Writer-editor-director Brad Anderson’s Happy Accidents falls considerably short of greatness, but in it he addresses and intermittently offers some intriguing insights into the workings of time. Anderson’s opening shot, run backward and then forward, alerts us that, like Christopher Nolan in Memento and Following, he intends to play games with chronology. Then he throws us a curve by setting up what appears to be a rather conventional romantic comedy reminiscent of his breakthrough feature, Next Stop Wonderland.

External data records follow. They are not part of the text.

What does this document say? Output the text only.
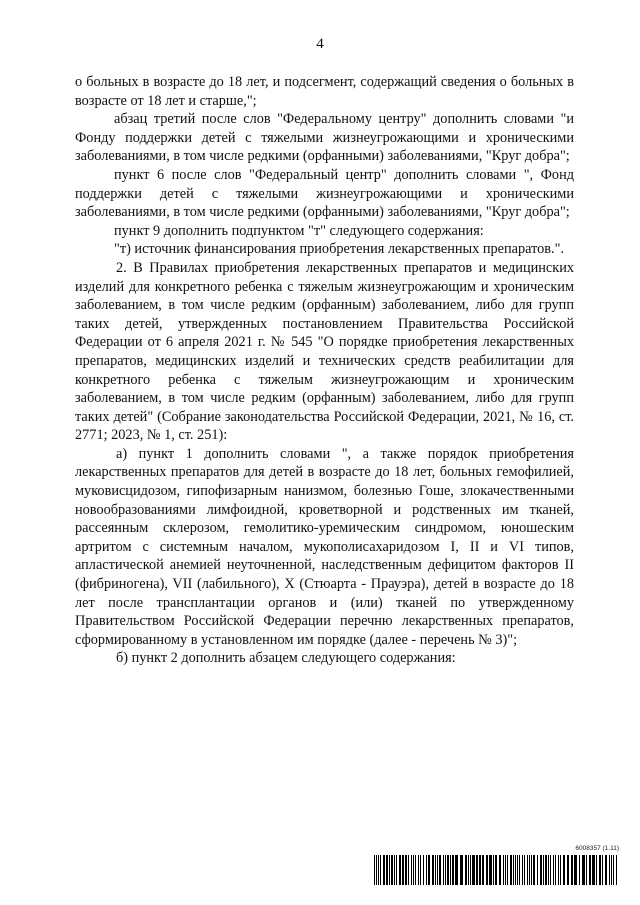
4

о больных в возрасте до 18 лет, и подсегмент, содержащий сведения о больных в возрасте от 18 лет и старше,";

абзац третий после слов "Федеральному центру" дополнить словами "и Фонду поддержки детей с тяжелыми жизнеугрожающими и хроническими заболеваниями, в том числе редкими (орфанными) заболеваниями, "Круг добра";

пункт 6 после слов "Федеральный центр" дополнить словами ", Фонд поддержки детей с тяжелыми жизнеугрожающими и хроническими заболеваниями, в том числе редкими (орфанными) заболеваниями, "Круг добра";

пункт 9 дополнить подпунктом "т" следующего содержания:

"т) источник финансирования приобретения лекарственных препаратов.".

2. В Правилах приобретения лекарственных препаратов и медицинских изделий для конкретного ребенка с тяжелым жизнеугрожающим и хроническим заболеванием, в том числе редким (орфанным) заболеванием, либо для групп таких детей, утвержденных постановлением Правительства Российской Федерации от 6 апреля 2021 г. № 545 "О порядке приобретения лекарственных препаратов, медицинских изделий и технических средств реабилитации для конкретного ребенка с тяжелым жизнеугрожающим и хроническим заболеванием, в том числе редким (орфанным) заболеванием, либо для групп таких детей" (Собрание законодательства Российской Федерации, 2021, № 16, ст. 2771; 2023, № 1, ст. 251):

а) пункт 1 дополнить словами ", а также порядок приобретения лекарственных препаратов для детей в возрасте до 18 лет, больных гемофилией, муковисцидозом, гипофизарным нанизмом, болезнью Гоше, злокачественными новообразованиями лимфоидной, кроветворной и родственных им тканей, рассеянным склерозом, гемолитико-уремическим синдромом, юношеским артритом с системным началом, мукополисахаридозом I, II и VI типов, апластической анемией неуточненной, наследственным дефицитом факторов II (фибриногена), VII (лабильного), X (Стюарта - Прауэра), детей в возрасте до 18 лет после трансплантации органов и (или) тканей по утвержденному Правительством Российской Федерации перечню лекарственных препаратов, сформированному в установленном им порядке (далее - перечень № 3)";

б) пункт 2 дополнить абзацем следующего содержания:

6008357 (1.11)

Marisa Tomei plays Ruby Weaver, a lovelorn Manhattanite with a history of unfulfilling codependent relationships with egotists and losers. (She and her disenchanted girlfriends deposit photographs of their dumped boyfriends in a box labeled “Ex-Files.”) While despairing that she will never find a suitable mate, she accidentally bumps into Sam Deed (Vincent D’Onofrio), a good-natured, slightly square hospice nurse recently arrived from Dubuque, Iowa. He swipes her copy of Anaïs Nin’s erotic Delta of Venus as an excuse to show up at her apartment to return the book. After a whirlwind courtship, he moves in with her.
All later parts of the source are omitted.